Diabetes and coronary artery disease

In the US, approximately 700,000 multivessel coronary revascularization procedures done yearly, and 25% are done on diabetics.

Diabetes is a major risk factor for cardiovascular disease and its prevalence is increasing worldwide.

Patients with type two diabetes have increased mortality, and 80% of the deaths caused by cardiovascular complications, often myocardial infarctions.

Myocardial infarction is the most common cause of death in patients with diabetes.

The Bypass Angioplasty Revascularization Investigation (BARI) trial noted that diabetics with multivessel disease who underwent CABG lived longer than patients undergoing angioplasty.

Studies show a trend toward more frequent adverse cardiovascular and cerebrovascular events in patients with diabetes and multivessel coronary disease who undergo PCI than among those undergoing CABG.

The benefits of CABGs also extend to patients treated with drug eluting stents and contemporary medical therapy (FREEDOM trial investigators).

In diabetic patients with multivessel coronary artery disease, CA BG provide slightly better intermediate term health status and quality of life than PCI using drug eluting stents: these benefits did not persist after two years.

Among patients with diabetes symptoms of coronary artery disease are often absent even with advanced disease.

Diabetic patients hospitalized for a stable angina or on-Q-wave MI have a significantly higher 2 year morbidity and mortality as compared with non-diabetic patients.

Seven year risk of MI is as high in diabetic patients without prior MI as it is in nondiabetic patients with prior MI, establishing diabetes as a cardiovascular disease risk equivalent.

Increased prevalence of cardiovascular disease with type two diabetes is largely attributed to atherosclerotic burden and adverse plaque formation, as well as the inability to compensate for those changes.

Steno-2 trial randomized type two diabetics and microalbuminuria to receiving conventional diabetic treatment to intensified multi factorial treatment: after a median observation period of approximally 21 years, patients in the intensive therapy group survived for a medium of 7.9 years longer than those in th conventional therapy group.

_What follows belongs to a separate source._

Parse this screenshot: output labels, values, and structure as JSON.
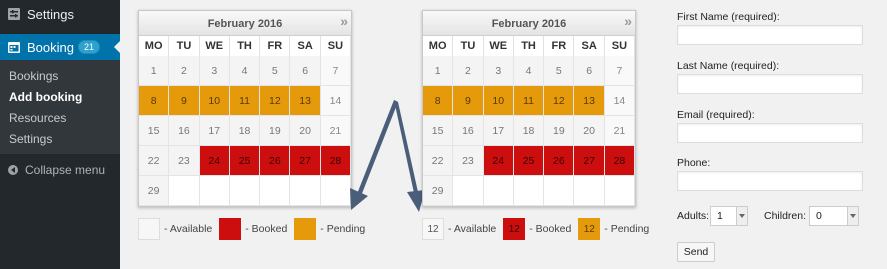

BARI trial (Bypass Angioplasty Revascularization 2Diabetes: Drugs that reduce insulin resistance decrease the risk of cardiovascular disease events compared with drugs that increase insulin levels in patients with type two diabetes and who receive coronary artery revascularization.

In the above study reducing insulin resistance accompanying CABG leads the lowest rate of cardiovascular disease events.

The most important way to prevent T2D and CVD is to promote a healthy lifestyle throughout life. 



Adults should engage in at least 150 minutes per week of moderate-intensity or 75 minutes per week of vigorous-intensity physical activity. 



All adults should consume a healthy diet rich in vegetables, fruits, nuts, whole grains, lean vegetable or animal protein, and fish. 



Along with modifiable risk factor optimization, healthy lifestyle choices protect against the development and worsening of T2D and CVD, as well as the development of CVD among T2D patients.